Yahoo Under Fire From Activists: Is Proxy Fight Next?

Yahoo! Inc. is planning to eliminate jobs as part of Chief Executive Officer Marissa Mayer’s effort to cut costs and revive growth at the struggling web portal, according to a person familiar with the matter.

The plan will help the company streamline operations, said the person, who asked not to be identified because the matter is private. Mayer said in October the portal will unveil a fresh set of objectives on or before fourth-quarter results, expected to be announced in the coming weeks.

Mayer, more than three years into a turnaround effort, is looking for new ways to bolster growth and beat back competition from rivals even as she comes under growing investor scrutiny, including how she is handling a valuable stake in Alibaba Group Holding Ltd. On Wednesday, activist shareholder Starboard Value LP called on the company to overhaul its management and board, saying that “significant changes” were needed at the company.

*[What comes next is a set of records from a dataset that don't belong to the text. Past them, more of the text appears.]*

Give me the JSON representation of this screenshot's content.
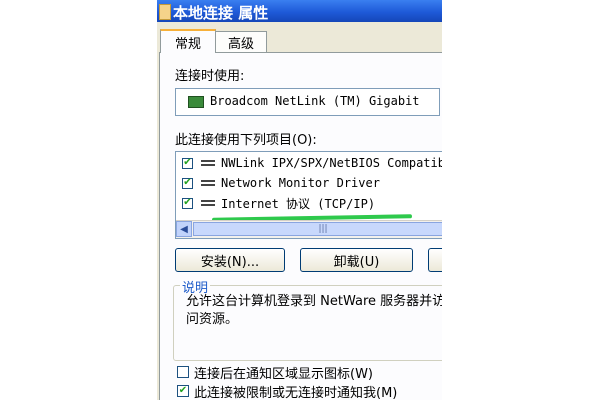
{
  "window": {
    "title": "本地连接 属性"
  },
  "tabs": [
    {
      "label": "常规",
      "active": true
    },
    {
      "label": "高级",
      "active": false
    }
  ],
  "connect_using": {
    "label": "连接时使用:",
    "adapter": "Broadcom NetLink (TM) Gigabit"
  },
  "items_section": {
    "label": "此连接使用下列项目(O):",
    "items": [
      {
        "label": "NWLink IPX/SPX/NetBIOS Compatib",
        "checked": true
      },
      {
        "label": "Network Monitor Driver",
        "checked": true
      },
      {
        "label": "Internet 协议 (TCP/IP)",
        "checked": true
      }
    ],
    "highlight_color": "#2ec94c"
  },
  "buttons": {
    "install": "安装(N)...",
    "uninstall": "卸载(U)"
  },
  "description": {
    "title": "说明",
    "text": "允许这台计算机登录到 NetWare 服务器并访问资源。"
  },
  "options": [
    {
      "label": "连接后在通知区域显示图标(W)",
      "checked": false
    },
    {
      "label": "此连接被限制或无连接时通知我(M)",
      "checked": true
    }
  ],
  "colors": {
    "titlebar": "#1e5ad8",
    "dialog_bg": "#ece9d8",
    "group_title": "#1d5bc9"
  }
}
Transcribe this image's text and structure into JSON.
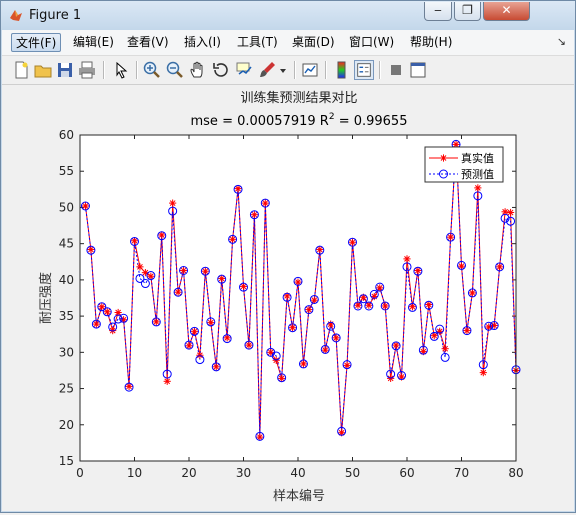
{
  "window": {
    "title": "Figure 1",
    "minimize_label": "‒",
    "restore_label": "❐",
    "close_label": "✕"
  },
  "menu": {
    "items": [
      "文件(F)",
      "编辑(E)",
      "查看(V)",
      "插入(I)",
      "工具(T)",
      "桌面(D)",
      "窗口(W)",
      "帮助(H)"
    ],
    "overflow": "↘"
  },
  "toolbar": {
    "icons": [
      "new-figure-icon",
      "open-file-icon",
      "save-icon",
      "print-icon",
      "edit-plot-arrow-icon",
      "zoom-in-icon",
      "zoom-out-icon",
      "pan-hand-icon",
      "rotate-3d-icon",
      "data-cursor-icon",
      "brush-icon",
      "brush-dropdown-icon",
      "link-plot-icon",
      "colorbar-icon",
      "legend-icon",
      "hide-plot-tools-icon",
      "show-plot-tools-icon"
    ]
  },
  "chart_data": {
    "type": "line",
    "title": "训练集预测结果对比",
    "subtitle_prefix": "mse = 0.00057919 R",
    "subtitle_sup": "2",
    "subtitle_suffix": " = 0.99655",
    "xlabel": "样本编号",
    "ylabel": "耐压强度",
    "xlim": [
      0,
      80
    ],
    "ylim": [
      15,
      60
    ],
    "xticks": [
      0,
      10,
      20,
      30,
      40,
      50,
      60,
      70,
      80
    ],
    "yticks": [
      15,
      20,
      25,
      30,
      35,
      40,
      45,
      50,
      55,
      60
    ],
    "grid": false,
    "legend_position": "top-right",
    "series": [
      {
        "name": "真实值",
        "color": "#ff0000",
        "marker": "*",
        "values": [
          50.2,
          44.2,
          33.9,
          36.3,
          35.6,
          33.0,
          35.5,
          34.5,
          25.3,
          45.4,
          41.8,
          41.0,
          40.5,
          34.2,
          46.2,
          26.0,
          50.6,
          38.3,
          41.3,
          30.9,
          32.9,
          29.6,
          41.2,
          34.1,
          28.0,
          40.2,
          32.0,
          45.6,
          52.6,
          39.1,
          31.0,
          49.0,
          18.3,
          50.6,
          30.0,
          28.9,
          26.4,
          37.8,
          33.4,
          39.7,
          28.4,
          35.9,
          37.2,
          44.2,
          30.3,
          33.9,
          32.0,
          18.9,
          28.2,
          45.2,
          36.5,
          37.6,
          36.5,
          37.7,
          38.9,
          36.4,
          26.4,
          31.0,
          26.6,
          42.9,
          36.3,
          41.3,
          30.1,
          36.6,
          32.3,
          32.9,
          30.5,
          45.9,
          58.7,
          41.9,
          33.0,
          38.2,
          52.7,
          27.2,
          33.5,
          33.7,
          41.8,
          49.4,
          49.3,
          27.5
        ]
      },
      {
        "name": "预测值",
        "color": "#0000ff",
        "marker": "o",
        "values": [
          50.2,
          44.1,
          33.9,
          36.3,
          35.6,
          33.5,
          34.6,
          34.7,
          25.2,
          45.3,
          40.2,
          39.5,
          40.6,
          34.2,
          46.1,
          27.0,
          49.5,
          38.3,
          41.3,
          31.0,
          32.9,
          29.0,
          41.2,
          34.2,
          28.0,
          40.1,
          31.9,
          45.6,
          52.5,
          39.0,
          31.0,
          49.0,
          18.4,
          50.6,
          30.0,
          29.5,
          26.5,
          37.6,
          33.4,
          39.8,
          28.4,
          35.9,
          37.3,
          44.1,
          30.4,
          33.6,
          32.0,
          19.1,
          28.3,
          45.2,
          36.4,
          37.4,
          36.4,
          38.0,
          39.0,
          36.4,
          27.0,
          30.9,
          26.8,
          41.8,
          36.2,
          41.2,
          30.3,
          36.5,
          32.2,
          33.2,
          29.3,
          45.9,
          58.7,
          42.0,
          33.0,
          38.2,
          51.6,
          28.3,
          33.6,
          33.7,
          41.8,
          48.5,
          48.1,
          27.6
        ]
      }
    ]
  }
}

“We see a unique moment and opportunity for Yahoo as we move into 2016 to narrow our strategy and focus on fewer products with higher quality to achieve better growth and better results,” Mayer said on a call with analysts in October. “We will share the details of this plan in which we aim to delineate our focus, improve our execution, and define our relevance to users at our next earnings release, if not before.”


A holder of less than 1 percent of Yahoo’s shares, Starboard has been agitating for change for months. The letter unveiled Wednesday signals an escalation of the investor’s dismay with how the company is being run and is its first public statements since Yahoo decided in December to shelve plans to spin off the Alibaba stake.

The remarks are also the strongest indication yet that Starboard is gearing up for a so-called proxy fight aimed at unseating directors when the board meets next.

In December, shareholder Canyon Capital Advisors told the Yahoo board it needs to prioritize selling off some assets, the core operations or the whole business.

Mayer has already been trimming staff. At the end of the third quarter, the company had 10,700 full-time employees and just under 800 contractors, bringing overall head count down 14 percent year-over-year. Mayer said the company would continue to be disciplined with headcount during the call with analysts in October.

Business Insider reported on pending job cuts earlier.